Mari kita fokuskan diri pada seberapa penting sikap  dan sejauh mana individu peduli terhadap sikap tersebut. Satu penentu kunci dari kepentingan sikap adalah istilah yang disebut oleh psikologi sosial sebagai kepentingan pribadi (vasted interest), sejauh mana sikap tersebut relevan dengan individu yang memilikinya, objek, atau isu itu memiliki konsekuensi penting bagi orang tersebut. Hasil dari banyak penelitian menunjukkan bahwa semakin besar vasted interest, maka akan semakin kuat dampak sikap tersebut pada tingkah laku.
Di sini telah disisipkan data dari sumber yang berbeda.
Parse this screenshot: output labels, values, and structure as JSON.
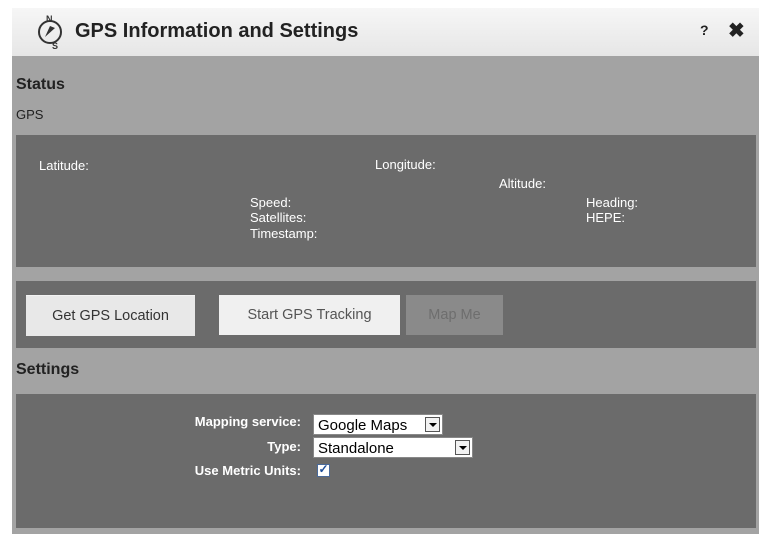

Kepentingan pribadi memang menjadi perantara kuat dalam hubungan sikap dengan tingkah laku. Bahwa hubungan ini menjadi semakin kuat ketika kepentingan pribadi lebih tinggi dari pada ketika kepentingan pribadi lebih rendah.
Kekhususan Sikap (attitude specificity). Sejauh mana sikap tersebut berpokus pada objek atau situasi tertentu dibandingkan hal yang umum. Hubungan antara sikap dan tingkah laku lebih kuat ketika sikap dan tingkah laku diukur pada tingkat kekhususan yang sama.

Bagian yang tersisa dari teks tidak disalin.